Qual o monumento mais antigo do Rio Grande do Norte? Para alguns, a resposta mais óbvia seria o marco de Touros/RN ou o Forte dos Reis Magos, ambos datados do século XVI. Contudo, basta refletir um pouco e chegar a outra opção, a coluna Capitolina, uma estrutura de mármore, datada a princípio do século V a.C., a coluna que passou séculos em Roma, “andou” muito pela cidade do Natal.

A exata origem da coluna e a necessidade de enviá-la ao povo natalense sempre foram motivos de polêmica. Alguns defensores alegam que ela nunca deveria ter sido retirada do solo italiano e outros afirmam ser um presente desnecessário, associado ao governo fascista de Benito Mussolini. Contudo, para explicar esses pontos é preciso ir por etapas, começando por sua chegada ao solo potiguar.

Tudo começa em 1928, quando o mundo passava por uma revolução tecnológica-aeronáutica, com as primeiras grandes travessias aéreas sobre o oceano Atlântico sem escalas, os famosos raids. Competindo pelo prêmio “De Pinedo”, em 5 de julho daquele ano, pousaram na praia de Touros/RN os pilotos italianos Arturo Ferrarin e Carlos Del Prete, a bordo da aeronave Savoia-Marchetti “S-64” (matrícula I-SAAV), concretizando o maior voo sem escalas e em linha reta entre a Itália e o Brasil, percorrendo mais de 7.000 quilômetros, em 49 horas e 15 minutos.

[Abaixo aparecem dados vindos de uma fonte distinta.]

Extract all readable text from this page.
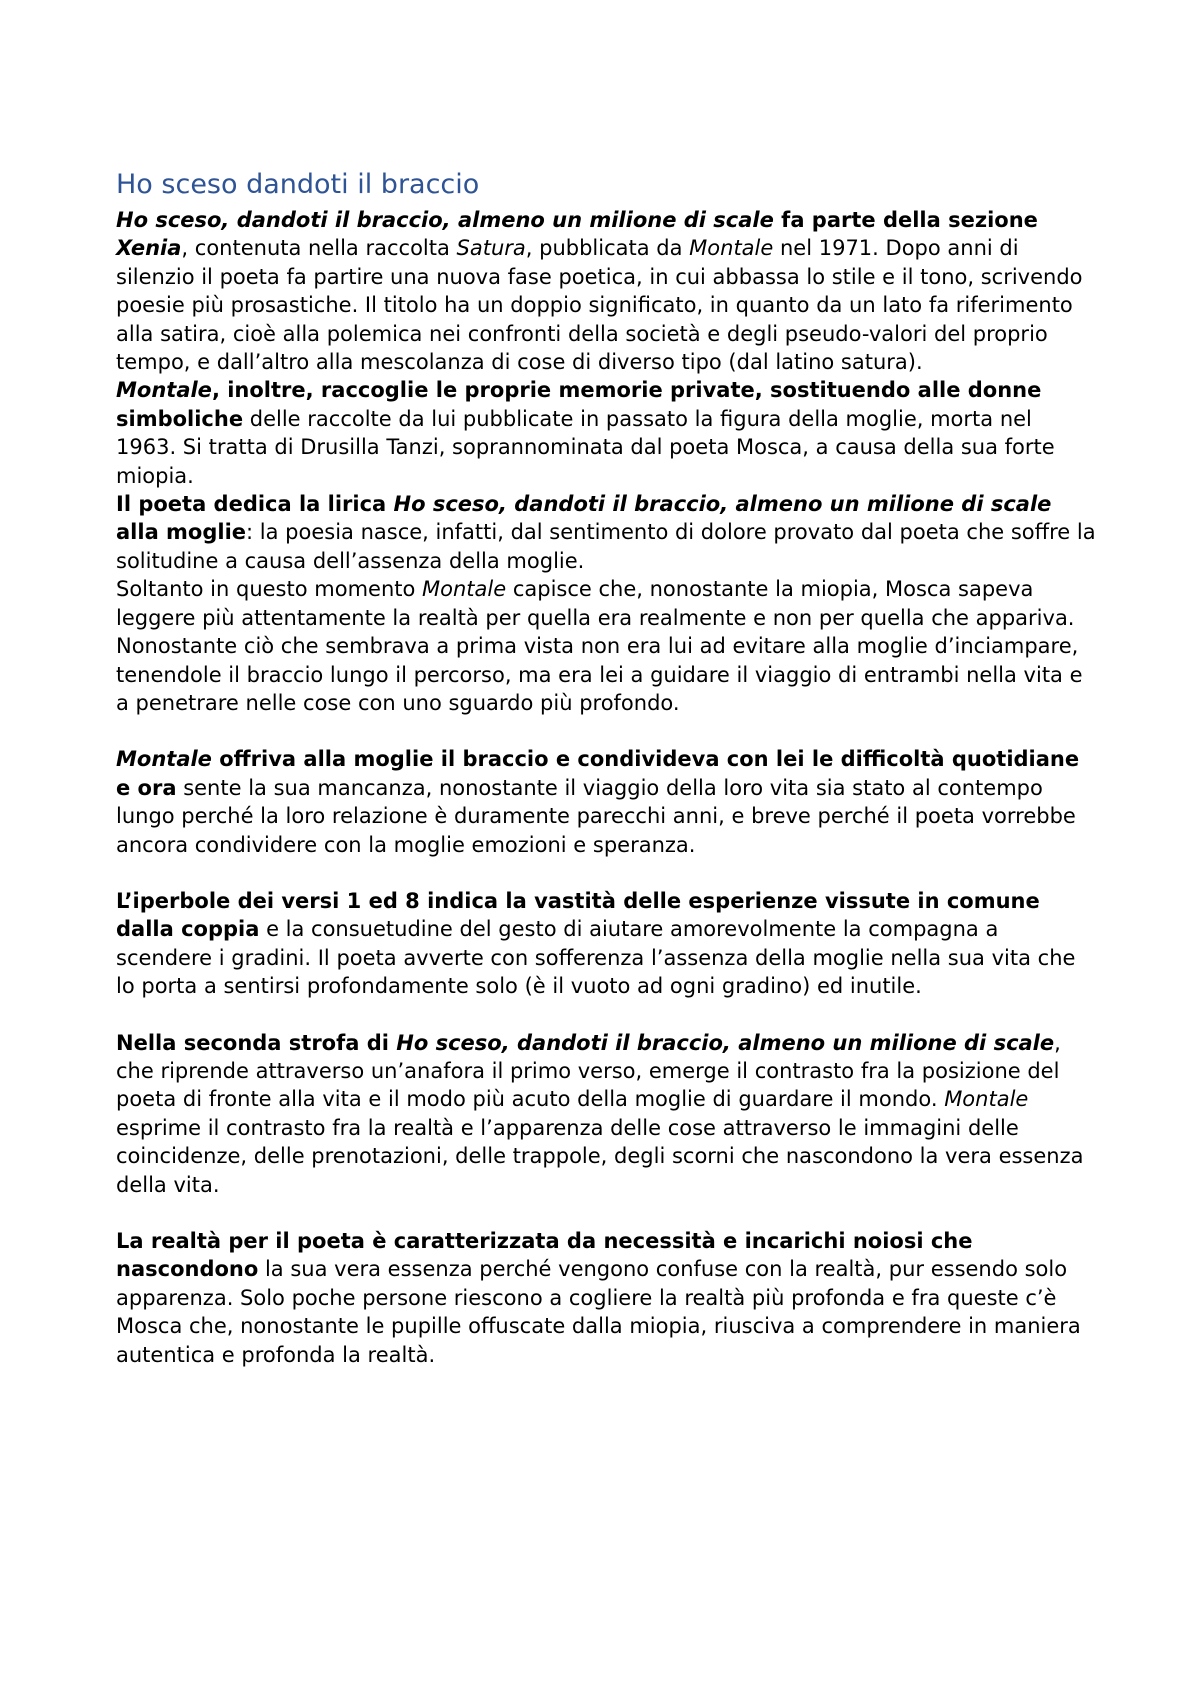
Ho sceso dandoti il braccio

Ho sceso, dandoti il braccio, almeno un milione di scale fa parte della sezione Xenia, contenuta nella raccolta Satura, pubblicata da Montale nel 1971. Dopo anni di silenzio il poeta fa partire una nuova fase poetica, in cui abbassa lo stile e il tono, scrivendo poesie più prosastiche. Il titolo ha un doppio significato, in quanto da un lato fa riferimento alla satira, cioè alla polemica nei confronti della società e degli pseudo-valori del proprio tempo, e dall’altro alla mescolanza di cose di diverso tipo (dal latino satura).

Montale, inoltre, raccoglie le proprie memorie private, sostituendo alle donne simboliche delle raccolte da lui pubblicate in passato la figura della moglie, morta nel 1963. Si tratta di Drusilla Tanzi, soprannominata dal poeta Mosca, a causa della sua forte miopia.

Il poeta dedica la lirica Ho sceso, dandoti il braccio, almeno un milione di scale alla moglie: la poesia nasce, infatti, dal sentimento di dolore provato dal poeta che soffre la solitudine a causa dell’assenza della moglie.

Soltanto in questo momento Montale capisce che, nonostante la miopia, Mosca sapeva leggere più attentamente la realtà per quella era realmente e non per quella che appariva. Nonostante ciò che sembrava a prima vista non era lui ad evitare alla moglie d’inciampare, tenendole il braccio lungo il percorso, ma era lei a guidare il viaggio di entrambi nella vita e a penetrare nelle cose con uno sguardo più profondo.

Montale offriva alla moglie il braccio e condivideva con lei le difficoltà quotidiane e ora sente la sua mancanza, nonostante il viaggio della loro vita sia stato al contempo lungo perché la loro relazione è duramente parecchi anni, e breve perché il poeta vorrebbe ancora condividere con la moglie emozioni e speranza.

L’iperbole dei versi 1 ed 8 indica la vastità delle esperienze vissute in comune dalla coppia e la consuetudine del gesto di aiutare amorevolmente la compagna a scendere i gradini. Il poeta avverte con sofferenza l’assenza della moglie nella sua vita che lo porta a sentirsi profondamente solo (è il vuoto ad ogni gradino) ed inutile.

Nella seconda strofa di Ho sceso, dandoti il braccio, almeno un milione di scale, che riprende attraverso un’anafora il primo verso, emerge il contrasto fra la posizione del poeta di fronte alla vita e il modo più acuto della moglie di guardare il mondo. Montale esprime il contrasto fra la realtà e l’apparenza delle cose attraverso le immagini delle coincidenze, delle prenotazioni, delle trappole, degli scorni che nascondono la vera essenza della vita.

La realtà per il poeta è caratterizzata da necessità e incarichi noiosi che nascondono la sua vera essenza perché vengono confuse con la realtà, pur essendo solo apparenza. Solo poche persone riescono a cogliere la realtà più profonda e fra queste c’è Mosca che, nonostante le pupille offuscate dalla miopia, riusciva a comprendere in maniera autentica e profonda la realtà.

Essa história foi contada no livro “Voli per Il Mondo”, escrito pelo próprio Ferrarin, então coronel da Regia Aeronautica (Força Aérea Italiana), amigo do comandante da Aeronáutica Italiana, Italo Balbo e próximo da família Mussonili. O Governo italiano deu a devida importância ao feito e reconheceu o acolhimento do povo potiguar relatado no livro com os heróis aeronautas, portanto, decide presentear Natal com uma legítima coluna romana, cuja origem foi por muitos anos motivo de divergência.

A coluna de mármore com cerca de dois metros de fuste, 65 centímetros de diâmetros e pesando quase 1,7 tonelada, foi entregue sem a base original e transportada da Itália para Natal a bordo no navio cruzador “Lanzerotto Malocello”, dias antes do 8 de janeiro de 1931, quando foi inaugurada na entrada do Porto de Natal, em sua primeira instalação em solo potiguar. Esculpida em mármore, composta por fuste com entalhes em espiral – ou twisted – e capitel adornado com folhas de acanto, comum na ordem coríntia e típico de adornos internos de edifícios romanos do século IV e V a.C..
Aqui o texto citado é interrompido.